FOR TOO long, the annual report was the only medium of communication between a company and its stakeholders. And, traditionally, annual reports have tended to be monotonous and off the beaten track, as companies have been averse to giving much information for fear of giving competitors an advantage. Thus, other than the audited accounts and the directors' reports, which would only be of historical interest by the time they get to the hands of the shareholders, these annual reports serve more as status reports than as indicators of the companies' future prospects and plans.

In the past few years, following the pattern of the Securities Exchange Commission (SEC)-listed companies in the US, quarterly reporting of results by listed companies is now mandatory in India as per the listing agreement with the stock exchanges. This has been a welcome development, as even in the US, although quarterly reporting has now been in existence for almost a quarter of a century, its introduction was preceded by a tough battle between the companies, the SEC and the New York Stock Exchange.

However, despite its long existence, the US practice still has serious problems arising from errors and inaccuracies that tend to creep into the reports owing to the volume and the speed of the information provided. This has its effect on the fourth quarter, known widely as the `dump' quarter, bearing the brunt of the adjustment of all the errors of the earlier quarters, so as to bring the results in line with the full annual audited results.

The existing regulations in India require the publication of quarterly results in at least one newspaper with an indication of special factors, if any, that may have influenced the results and with figures for the corresponding period of the preceding financial year.

The quarterly results can, at best, only be considered as indicative and not absolute, as a good deal of estimation is needed in order to arrive at these results. These estimates are usually in the nature of provisions for income-tax, the extent of profit accruing on incomplete or long-term contract work in progress and the allocation of discretionary expenditure such as VRS and other deferred revenue expenditure.

While there can be no doubt that the publication of quarterly results is a major step in the evolution of good corporate discipline in India, it cannot be said that this measure is free from manipulative practices. Some of the pitfalls that quarterly reporting entail are:

* Where an open offer to the shareholders is being contemplated with a view to acquiring an increase in stake, quarterly results could be depressed so as to trigger selling of the company's shares in the market with the consequent fall in the price. If the results are kept depressed for a couple of quarters, the resultant consistent fall in the share price will facilitate the fixing of a lower average price for the open offer than would otherwise have been necessary.

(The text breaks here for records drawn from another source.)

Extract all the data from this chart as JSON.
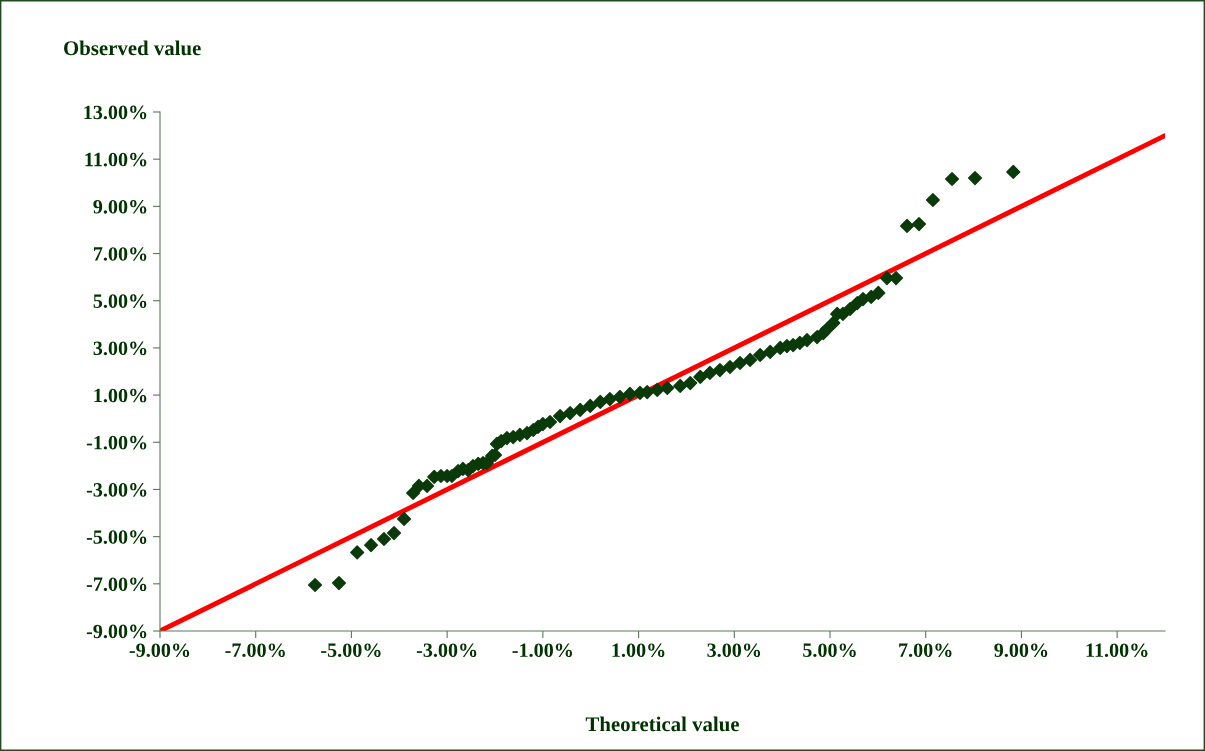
{
  "chart_data": {
    "type": "scatter",
    "xlabel": "Theoretical value",
    "ylabel": "Observed value",
    "xlim": [
      -9,
      12
    ],
    "ylim": [
      -9,
      13
    ],
    "xticks": [
      {
        "value": -9,
        "label": "-9.00%"
      },
      {
        "value": -7,
        "label": "-7.00%"
      },
      {
        "value": -5,
        "label": "-5.00%"
      },
      {
        "value": -3,
        "label": "-3.00%"
      },
      {
        "value": -1,
        "label": "-1.00%"
      },
      {
        "value": 1,
        "label": "1.00%"
      },
      {
        "value": 3,
        "label": "3.00%"
      },
      {
        "value": 5,
        "label": "5.00%"
      },
      {
        "value": 7,
        "label": "7.00%"
      },
      {
        "value": 9,
        "label": "9.00%"
      },
      {
        "value": 11,
        "label": "11.00%"
      }
    ],
    "yticks": [
      {
        "value": -9,
        "label": "-9.00%"
      },
      {
        "value": -7,
        "label": "-7.00%"
      },
      {
        "value": -5,
        "label": "-5.00%"
      },
      {
        "value": -3,
        "label": "-3.00%"
      },
      {
        "value": -1,
        "label": "-1.00%"
      },
      {
        "value": 1,
        "label": "1.00%"
      },
      {
        "value": 3,
        "label": "3.00%"
      },
      {
        "value": 5,
        "label": "5.00%"
      },
      {
        "value": 7,
        "label": "7.00%"
      },
      {
        "value": 9,
        "label": "9.00%"
      },
      {
        "value": 11,
        "label": "11.00%"
      },
      {
        "value": 13,
        "label": "13.00%"
      }
    ],
    "grid": false,
    "legend": false,
    "series": [
      {
        "color": "#0a3a0a",
        "marker": "diamond",
        "x": [
          -5.76,
          -5.26,
          -4.88,
          -4.59,
          -4.32,
          -4.11,
          -3.9,
          -3.71,
          -3.59,
          -3.42,
          -3.27,
          -3.13,
          -3.0,
          -2.9,
          -2.77,
          -2.67,
          -2.56,
          -2.46,
          -2.35,
          -2.25,
          -2.17,
          -2.06,
          -2.0,
          -1.96,
          -1.87,
          -1.75,
          -1.62,
          -1.48,
          -1.33,
          -1.2,
          -1.1,
          -1.0,
          -0.85,
          -0.64,
          -0.43,
          -0.22,
          -0.01,
          0.2,
          0.4,
          0.61,
          0.82,
          1.03,
          1.18,
          1.39,
          1.6,
          1.87,
          2.08,
          2.29,
          2.49,
          2.7,
          2.91,
          3.12,
          3.33,
          3.54,
          3.75,
          3.96,
          4.1,
          4.23,
          4.37,
          4.52,
          4.73,
          4.86,
          4.94,
          5.07,
          5.15,
          5.27,
          5.42,
          5.57,
          5.69,
          5.86,
          6.01,
          6.19,
          6.38,
          6.61,
          6.86,
          7.15,
          7.55,
          8.03,
          8.83
        ],
        "values": [
          -7.05,
          -6.97,
          -5.67,
          -5.36,
          -5.1,
          -4.85,
          -4.25,
          -3.15,
          -2.85,
          -2.85,
          -2.47,
          -2.43,
          -2.43,
          -2.43,
          -2.22,
          -2.13,
          -2.18,
          -2.01,
          -1.92,
          -1.88,
          -1.88,
          -1.58,
          -1.54,
          -1.07,
          -0.95,
          -0.82,
          -0.78,
          -0.69,
          -0.61,
          -0.48,
          -0.35,
          -0.23,
          -0.14,
          0.11,
          0.24,
          0.37,
          0.54,
          0.71,
          0.83,
          0.92,
          1.05,
          1.09,
          1.13,
          1.22,
          1.3,
          1.39,
          1.51,
          1.77,
          1.94,
          2.06,
          2.19,
          2.36,
          2.49,
          2.7,
          2.83,
          3.0,
          3.08,
          3.12,
          3.21,
          3.33,
          3.46,
          3.63,
          3.8,
          4.06,
          4.44,
          4.44,
          4.65,
          4.9,
          5.07,
          5.16,
          5.33,
          5.96,
          5.96,
          8.17,
          8.25,
          9.27,
          10.16,
          10.2,
          10.46
        ]
      },
      {
        "type": "line",
        "color": "#ff0000",
        "line_style": "solid",
        "marker": "none",
        "x": [
          -9,
          12
        ],
        "values": [
          -9,
          12
        ]
      }
    ]
  }
}
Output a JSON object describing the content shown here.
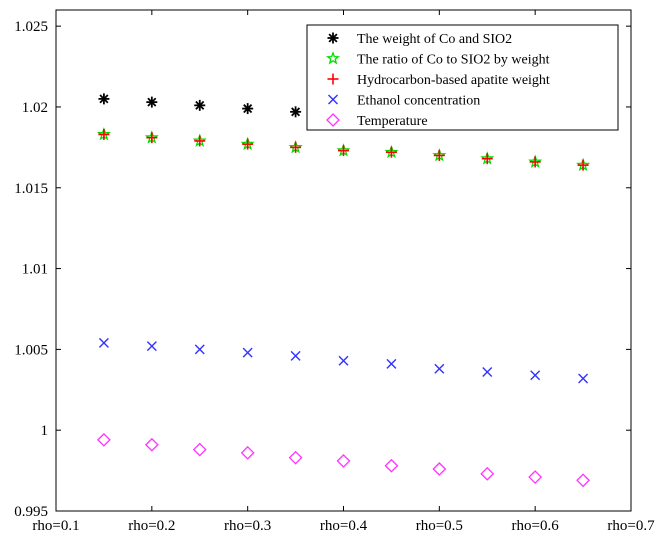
{
  "chart_data": {
    "type": "scatter",
    "title": "",
    "xlabel": "",
    "ylabel": "",
    "categories": [
      "rho=0.1",
      "rho=0.2",
      "rho=0.3",
      "rho=0.4",
      "rho=0.5",
      "rho=0.6",
      "rho=0.7"
    ],
    "xlim": [
      0.1,
      0.7
    ],
    "ylim": [
      0.995,
      1.026
    ],
    "y_ticks": [
      0.995,
      1,
      1.005,
      1.01,
      1.015,
      1.02,
      1.025
    ],
    "y_tick_labels": [
      "0.995",
      "1",
      "1.005",
      "1.01",
      "1.015",
      "1.02",
      "1.025"
    ],
    "x": [
      0.15,
      0.2,
      0.25,
      0.3,
      0.35,
      0.4,
      0.45,
      0.5,
      0.55,
      0.6,
      0.65
    ],
    "grid": false,
    "legend_position": "top-right",
    "series": [
      {
        "name": "The weight of Co and SIO2",
        "marker": "asterisk",
        "color": "#000000",
        "x": [
          0.15,
          0.2,
          0.25,
          0.3,
          0.35
        ],
        "values": [
          1.0205,
          1.0203,
          1.0201,
          1.0199,
          1.0197
        ]
      },
      {
        "name": "The ratio of Co to SIO2 by weight",
        "marker": "pentagram",
        "color": "#00dd00",
        "values": [
          1.0183,
          1.0181,
          1.0179,
          1.0177,
          1.0175,
          1.0173,
          1.0172,
          1.017,
          1.0168,
          1.0166,
          1.0164
        ]
      },
      {
        "name": "Hydrocarbon-based apatite weight",
        "marker": "plus",
        "color": "#ff0000",
        "values": [
          1.0183,
          1.0181,
          1.0179,
          1.0177,
          1.0175,
          1.0173,
          1.0172,
          1.017,
          1.0168,
          1.0166,
          1.0164
        ]
      },
      {
        "name": "Ethanol concentration",
        "marker": "x",
        "color": "#3333ff",
        "values": [
          1.0054,
          1.0052,
          1.005,
          1.0048,
          1.0046,
          1.0043,
          1.0041,
          1.0038,
          1.0036,
          1.0034,
          1.0032
        ]
      },
      {
        "name": "Temperature",
        "marker": "diamond",
        "color": "#ff33ff",
        "values": [
          0.9994,
          0.9991,
          0.9988,
          0.9986,
          0.9983,
          0.9981,
          0.9978,
          0.9976,
          0.9973,
          0.9971,
          0.9969
        ]
      }
    ]
  }
}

This could easily be achieved by a higher provision for tax and other expenditure, a higher charge for discretionary expenditure or by taking a lower credit for income such as for profit accruing from incomplete contract works.

* Artificially increasing revenues by transferring and invoicing stocks as sales to unlisted associate companies.

* Booking revenues that have yet been realised, with a view to inducing buying interest in the company's shares in the market and propping up the share price in the process. An interesting example of such a manipulation was brought to light in the US recently in a fraud that took place at Indus International Inc., a software firm in the Silicon Valley. Government regulators recently slapped criminal and civil charges on two executives of this firm for fraudulently inflating the results of a quarter two years ago.

The facts of the case are that the company feared that its internal forecast of profit for the third quarter of 1999 would fall short of analysts' expectations. Indus was close to selling software worth $1.7 million to an engineering firm, Holmes and Narver Inc., that had bought the same, contingent upon a contract materialising from the National Science Foundation. The latter's contract was delayed till the December quarter while Indus had booked the sale in the September quarter itself, showing the contingency aspect of the contract as a separate letter exchanged with Holmes and Narver, which was not disclosed to its accounting department. This letter agreed with Holmes and Narver that the sale by Indus to them would be cancelled if Holmes and Narver failed to get the contract from National Science Foundation. Holmes and Narver, in fact, did not get the contract and returned the software to Indus.

The whole matter came to light when Indus' accounting department reminded Holmes and Narver for the payment of the invoice and the latter refused to pay. The charges included another similar deal by Indus with another customer allowing Indus to book an additional $2 million in revenue in the same quarter that would not materialise at all, as the deal was a fictitious one. If this is the case with a country where quarterly reporting has been in operation for close to 25 years, our own regulators should be ever vigilant for perpetrators of similar frauds.

* As mutual funds are now required to disclose their portfolio at the end of each quarter, the chances of funds trying to spruce up their portfolios with reshuffling of securities in the last few days of the quarter cannot be ruled out.

As a safeguard against these pitfalls, the quarterly accounts should be subjected to a mandatory review before they are published, by the company's auditors who would confirm that these have been reviewed by them and that these are broadly in accordance with the accounting policies consistently followed by the company.

Any deviation found and reported by them should be published by the company as a part of the quarterly results. A review by the statutory auditors would act as a deterrent against these manipulations and would, apart from instilling confidence in the minds of the investors, also help remove any reservations that they may have on the credibility of the figures published.

Quarterly review of the accounts by the auditors will also help hasten the audit process at the year-end, facilitating the declaration of annual results with expediency.